The goal of rectocele repair, or posterior colporrhaphy, is treatment of the patient’s symptoms. Uterovaginal or vaginal vault prolapse can manifest as an asymptomatic bulge or as bothersome symptoms such as constipation and defecatory dysfunction. The gynecologist must keep in mind that surgical treatment should be reserved for symptomatic patients only.
The patient must be evaluated as a whole, including evaluation of age, body-mass index (BMI), parity, previous pelvic surgery, and preoperative prolapse quantification. The risk of shortening the vagina and the patient’s goal for future sexual activity, specifically vaginal intercourse, must also be considered in deciding treatment options. It is important to examine the vaginal tissue for atrophy.
The authors tend to treat most patients with vaginal estrogen cream to help tissue health before surgery. The surgeon must also consider not only the strength of the tissue in the posterior compartment but also the specific defect(s) during the examination and whether they play a role in the patient’s symptoms.
The United States population is getting older. Based on data from the United States Census Bureau in 2009, women older than 65 years account for 14% of the population.  . This percentage is suspected to double in the next 25 years.  Therefore, with the prevalence of pelvic organ prolapse increasing with age, there will be an increase demand for this procedure.
Nonsurgical treatment with a pessary is an option in some women who find the use of the device acceptable. In patients who use this device, the authors recommend visits to the provider every 3 months to clean the device and to check on the health and integrity of the vaginal epithelium. For long-term pessary users, we advise use of vaginal estrogen (cream, tablets, ring), although no evidence suggests that the use of vaginal estrogen (eg, Premarin) can help to treat prolapse.  However, many clinicians choose to prescribe estrogen for the health of the tissue for future surgical procedures, for use with pessary, or for help with dyspareunia.
A pessary may not be the ideal choice in a woman who is sexually active, as the device must be removed for intercourse. Pessaries are great as a first-line nonsurgical treatment or as an option in patients who opt against undergoing surgery. The indication for surgery after pessary use includes the desire for definitive treatment and recurrent ulcerations/erosions.
Rectocele repair is indicated for symptomatic uterovaginal or vaginal vault prolapse.
Rectocele repair has few contraindications, including anticoagulation that cannot be suspended prior to the procedure or other medical problems in which the risk of surgery outweigh the benefits.
One complication of rectocele repair during the operation includes fecal contamination. To prevent this, an adhesive drape can be placed on the perineum above the anus. Some surgeons use a purse-string suture prior to the case to close the anus, but this prevents concomitant rectal examination and may cause ballooning of the distal rectum. In addition, bowel preparation prior to transvaginal approach is not recommended, as it may increase the risk of contamination of the field. It is suggested the surgeon evacuate the rectal vault as needed prior to beginning the operation.
An important consideration to discuss with the patient is the potential for postoperative dyspareunia. This may occur in patients who undergo levator plication,  The authors of this article do not recommend the procedure. The authors also suggest not trimming the vaginal epithelium excessively, as tissue scarring and contracture occurs along the incision during the healing process, which can increase the risk of dyspareunia. 
A randomized control trial in 2006 comparing 3 different surgical techniques for rectocele repair concluded that each method resulted in significant improvement in symptoms, quality of life, and sexual function. 
Two randomized trials have compared the vaginal and transanal approaches and concluded that the transvaginal approach yielded a lower reoperation rate and led to better anatomic results based on pelvic organ prolapse (POP-Q) examination during the follow-up period. [7, 8]
An understanding of the vaginal axis is crucial in successful vaginal surgery. The vaginal axis includes, proximally to distally, the cardinal-uterosacral complex, the rectovaginal septum (fascia of Denonvilliers), the perineal body, and the levator plate.
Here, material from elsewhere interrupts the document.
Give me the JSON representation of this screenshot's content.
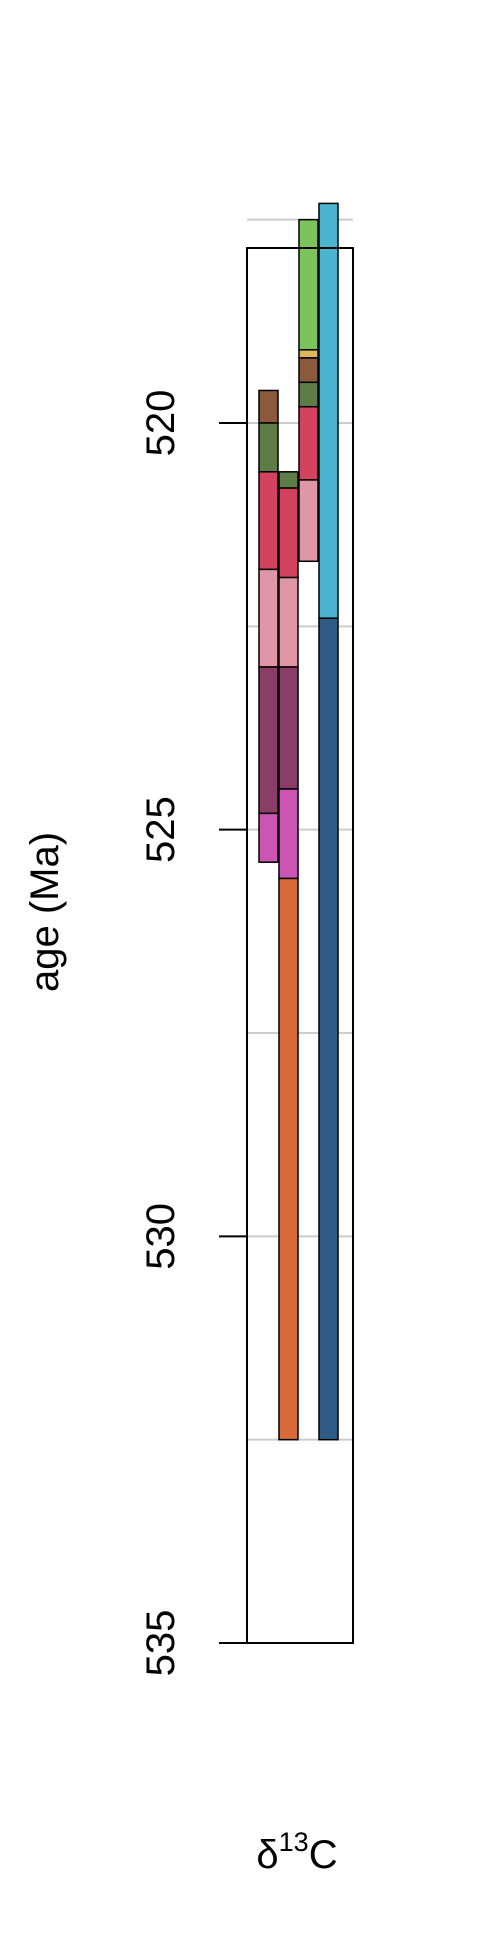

The cardinal-uterosacral complex suspends the proximal vagina posteriorly and superiorly to the pelvic walls and sacrum. The next important structure is the rectovaginal septum, which has an important role in maintaining posterior pelvic integrity.
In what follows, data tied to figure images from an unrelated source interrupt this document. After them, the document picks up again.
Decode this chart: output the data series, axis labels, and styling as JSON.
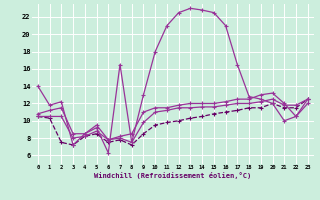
{
  "xlabel": "Windchill (Refroidissement éolien,°C)",
  "bg_color": "#cceedd",
  "grid_color": "#ffffff",
  "line_color1": "#993399",
  "line_color2": "#993399",
  "line_color3": "#660066",
  "line_color4": "#993399",
  "x_ticks": [
    0,
    1,
    2,
    3,
    4,
    5,
    6,
    7,
    8,
    9,
    10,
    11,
    12,
    13,
    14,
    15,
    16,
    17,
    18,
    19,
    20,
    21,
    22,
    23
  ],
  "y_ticks": [
    6,
    8,
    10,
    12,
    14,
    16,
    18,
    20,
    22
  ],
  "ylim": [
    5.0,
    23.5
  ],
  "xlim": [
    -0.5,
    23.5
  ],
  "line1_x": [
    0,
    1,
    2,
    3,
    4,
    5,
    6,
    7,
    8,
    9,
    10,
    11,
    12,
    13,
    14,
    15,
    16,
    17,
    18,
    19,
    20,
    21,
    22,
    23
  ],
  "line1_y": [
    14.0,
    11.8,
    12.2,
    7.2,
    8.5,
    9.2,
    6.3,
    16.5,
    7.5,
    13.0,
    18.0,
    21.0,
    22.5,
    23.0,
    22.8,
    22.5,
    21.0,
    16.5,
    12.8,
    12.5,
    12.0,
    10.0,
    10.5,
    12.0
  ],
  "line2_x": [
    0,
    1,
    2,
    3,
    4,
    5,
    6,
    7,
    8,
    9,
    10,
    11,
    12,
    13,
    14,
    15,
    16,
    17,
    18,
    19,
    20,
    21,
    22,
    23
  ],
  "line2_y": [
    10.5,
    10.5,
    10.5,
    8.0,
    8.2,
    8.8,
    7.8,
    8.0,
    7.5,
    9.8,
    11.0,
    11.2,
    11.5,
    11.5,
    11.6,
    11.6,
    11.8,
    12.0,
    12.0,
    12.2,
    12.5,
    11.8,
    11.8,
    12.5
  ],
  "line3_x": [
    0,
    1,
    2,
    3,
    4,
    5,
    6,
    7,
    8,
    9,
    10,
    11,
    12,
    13,
    14,
    15,
    16,
    17,
    18,
    19,
    20,
    21,
    22,
    23
  ],
  "line3_y": [
    10.5,
    10.3,
    7.5,
    7.2,
    8.2,
    8.5,
    7.5,
    7.8,
    7.2,
    8.5,
    9.5,
    9.8,
    10.0,
    10.3,
    10.5,
    10.8,
    11.0,
    11.2,
    11.5,
    11.5,
    12.0,
    11.5,
    11.5,
    12.5
  ],
  "line4_x": [
    0,
    1,
    2,
    3,
    4,
    5,
    6,
    7,
    8,
    9,
    10,
    11,
    12,
    13,
    14,
    15,
    16,
    17,
    18,
    19,
    20,
    21,
    22,
    23
  ],
  "line4_y": [
    10.8,
    11.2,
    11.5,
    8.5,
    8.5,
    9.5,
    7.8,
    8.2,
    8.5,
    11.0,
    11.5,
    11.5,
    11.8,
    12.0,
    12.0,
    12.0,
    12.2,
    12.5,
    12.5,
    13.0,
    13.2,
    12.0,
    10.5,
    12.5
  ]
}
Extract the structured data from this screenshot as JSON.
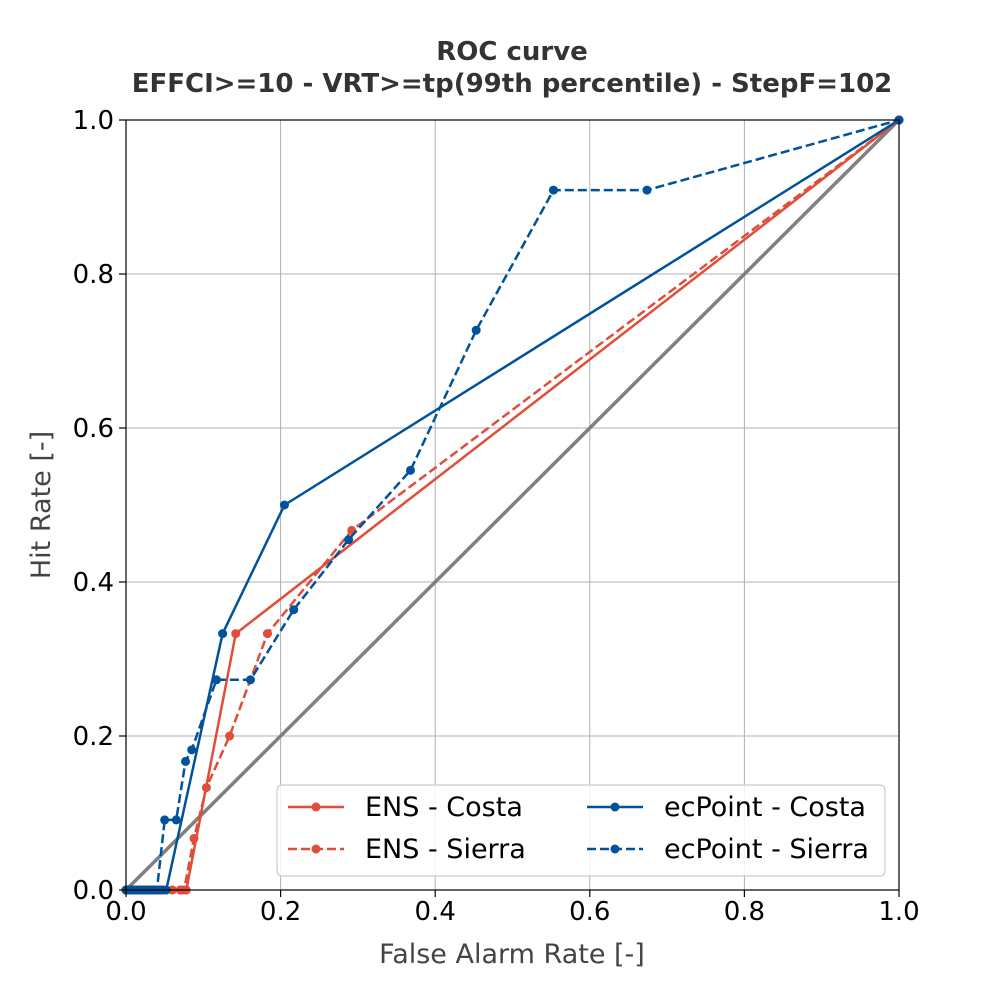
{
  "chart_data": {
    "type": "line",
    "title_line1": "ROC curve",
    "title_line2": "EFFCI>=10 - VRT>=tp(99th percentile) - StepF=102",
    "xlabel": "False Alarm Rate [-]",
    "ylabel": "Hit Rate [-]",
    "xlim": [
      0.0,
      1.0
    ],
    "ylim": [
      0.0,
      1.0
    ],
    "xticks": [
      "0.0",
      "0.2",
      "0.4",
      "0.6",
      "0.8",
      "1.0"
    ],
    "yticks": [
      "0.0",
      "0.2",
      "0.4",
      "0.6",
      "0.8",
      "1.0"
    ],
    "grid": true,
    "legend_position": "lower-right",
    "diagonal": {
      "x": [
        0.0,
        1.0
      ],
      "y": [
        0.0,
        1.0
      ],
      "color": "#808080"
    },
    "series": [
      {
        "name": "ENS - Costa",
        "color": "#e04e39",
        "dash": "solid",
        "x": [
          0.0,
          0.004,
          0.008,
          0.012,
          0.016,
          0.02,
          0.024,
          0.028,
          0.032,
          0.036,
          0.04,
          0.045,
          0.06,
          0.072,
          0.078,
          0.142,
          1.0
        ],
        "y": [
          0.0,
          0.0,
          0.0,
          0.0,
          0.0,
          0.0,
          0.0,
          0.0,
          0.0,
          0.0,
          0.0,
          0.0,
          0.0,
          0.0,
          0.0,
          0.333,
          1.0
        ]
      },
      {
        "name": "ENS - Sierra",
        "color": "#e04e39",
        "dash": "dashed",
        "x": [
          0.0,
          0.004,
          0.008,
          0.012,
          0.016,
          0.02,
          0.024,
          0.028,
          0.032,
          0.036,
          0.04,
          0.048,
          0.06,
          0.07,
          0.075,
          0.088,
          0.104,
          0.134,
          0.183,
          0.292,
          1.0
        ],
        "y": [
          0.0,
          0.0,
          0.0,
          0.0,
          0.0,
          0.0,
          0.0,
          0.0,
          0.0,
          0.0,
          0.0,
          0.0,
          0.0,
          0.0,
          0.0,
          0.067,
          0.133,
          0.2,
          0.333,
          0.467,
          1.0
        ]
      },
      {
        "name": "ecPoint - Costa",
        "color": "#00529b",
        "dash": "solid",
        "x": [
          0.0,
          0.004,
          0.008,
          0.012,
          0.016,
          0.02,
          0.024,
          0.028,
          0.032,
          0.036,
          0.04,
          0.044,
          0.048,
          0.052,
          0.125,
          0.205,
          1.0
        ],
        "y": [
          0.0,
          0.0,
          0.0,
          0.0,
          0.0,
          0.0,
          0.0,
          0.0,
          0.0,
          0.0,
          0.0,
          0.0,
          0.0,
          0.0,
          0.333,
          0.5,
          1.0
        ]
      },
      {
        "name": "ecPoint - Sierra",
        "color": "#00529b",
        "dash": "dashed",
        "x": [
          0.0,
          0.004,
          0.008,
          0.012,
          0.016,
          0.02,
          0.024,
          0.028,
          0.032,
          0.036,
          0.04,
          0.05,
          0.065,
          0.077,
          0.085,
          0.117,
          0.161,
          0.217,
          0.288,
          0.368,
          0.453,
          0.553,
          0.674,
          1.0
        ],
        "y": [
          0.0,
          0.0,
          0.0,
          0.0,
          0.0,
          0.0,
          0.0,
          0.0,
          0.0,
          0.0,
          0.0,
          0.091,
          0.091,
          0.167,
          0.182,
          0.273,
          0.273,
          0.364,
          0.455,
          0.545,
          0.727,
          0.909,
          0.909,
          1.0
        ]
      }
    ]
  }
}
Separation of the rectovaginal septum transversely causes the uppermost type of rectocele. This fascia runs downward and integrates distally into the perineal body. The rectovaginal septum has dense elastin, which is important during childbirth. The distension and tearing of these fibers during delivery may cause posterior wall prolapse. The rectovaginal septum is the most important part of the posterior pelvic integrity, and its fibers are the densest of the entire pelvic floor. A lesion in the upper third of the vagina is usually part of a full-length rectocele and may result from a transverse separation of the rectovaginal septum from the descending cardinal-uterosacral fibers.